A première vue, un environnement de croissance économique soutenue sans inflation constitue le meilleur des mondes : d’un côté, la croissance est plutôt favorable aux actions ; de l’autre, l’absence d’inflation est un élément positif pour les obligations.
Toutefois, pour certains gérants, l’absence d’inflation alors que la croissance économique accélère et que le chômage est historiquement bas dans plusieurs pays développés représente un vrai défi pour la construction de portefeuille.
L’un des principaux risques pourrait être une accélération imprévue de l’inflation qui obligerait les banques centrales à remonter plus rapidement leurs taux directeurs, entraînant une correction des marchés obligataires.
Les autorités monétaires s’interrogent elles aussi sur cette faiblesse persistante de l’inflation. « Le comportement de l’inflation est de plus en plus difficile à comprendre », observait récemment Claudio Borio, le chef économiste de la Banque des Règlements Internationaux. Il notait que les facteurs réels ayant un impact sur l’inflation, tels que la globalisation, le changement technologique ou la démographique tendent à être sous-estimés.
Ce n’est pas la seule personne à s’en inquiéter. Jim Leawiss, directeur de l’équipe obligataire de M&G Investments, a avoué jeudi ne pas comprendre ce qui se passe sur le front de l’inflation, au cours d’une réunion avec des investisseurs.

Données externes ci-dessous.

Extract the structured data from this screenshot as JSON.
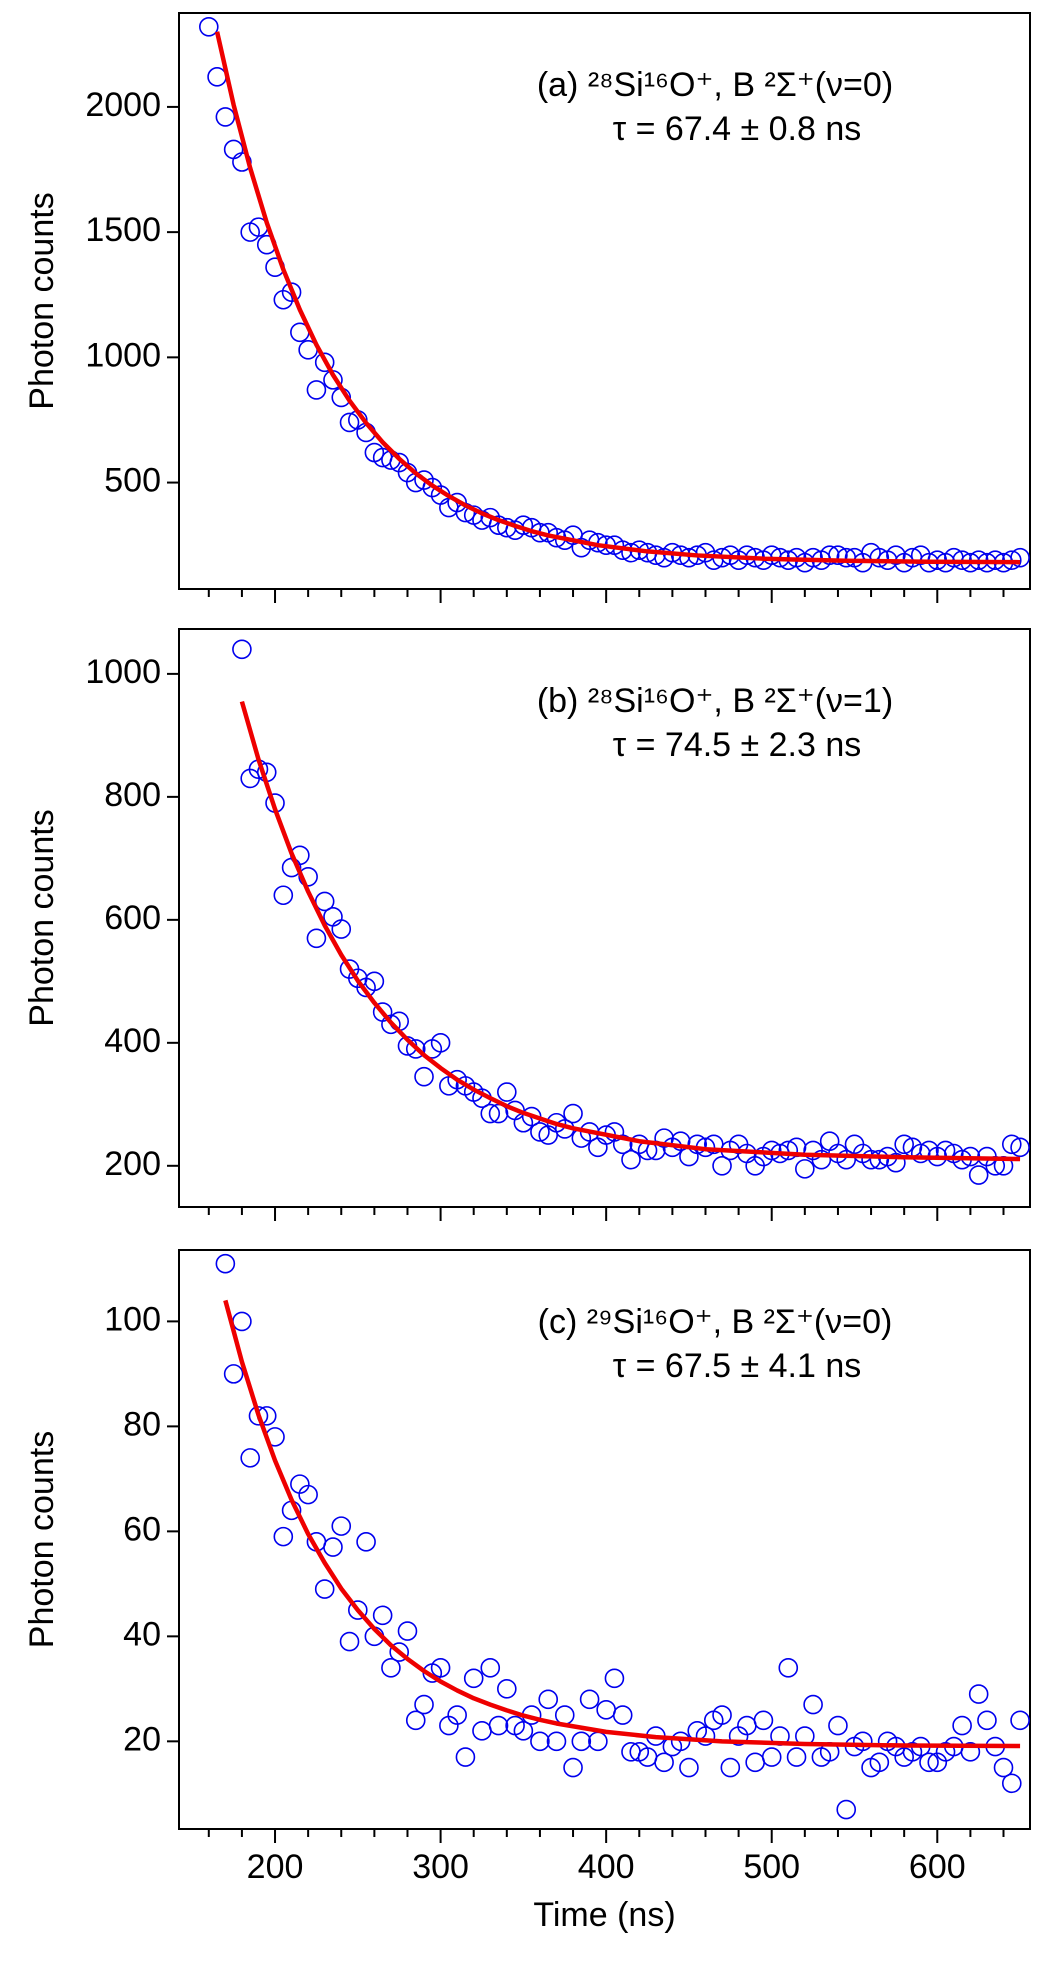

Ceci ne l’a toutefois pas empêché de s’exposer aux obligations indexées sur l’inflation aux Etats-Unis (TIPS) considérant que la classe d’actifs est particulièrement bon marché.
A contrario, il juge chères les obligations souveraines et le crédit, estimant que la qualité sous-jacente des indices de crédit s’est détériorée de manière générale.
L’absence d’inflation et les politiques monétaires toujours accommodantes ont incité de plus en plus d’investisseurs à prendre plus de risque, ou à aller se réfugier dans des gestions passives de type ETF. Mais la duration de certains de ces produits a augmenté, si bien que le risque de ces produits est aujourd’hui élevé, au moment même où les souscriptions affluent.
Cette situation est jugée dangereuse par les gérants de M&G, car le mouvement de hausse des taux d’intérêt leur semble inéluctable : pas parce que l’inflation accélèrerait soudainement, mais tout simplement parce que les banques centrales vont réduire leurs achats de papier obligataire.
Ceci conduira à un excès d’offre sur les marchés, avec à la clef une remontée des taux, ou ce qui revient au même une baisse des cours.
L’absence d’inflation demeure donc un mystère pour de nombreux observateurs. Mais cela ne veut pas dire qu’il n’y a pas de montée des risques, en particulier sur le plan de la valorisation de nombreuses classes d’actifs.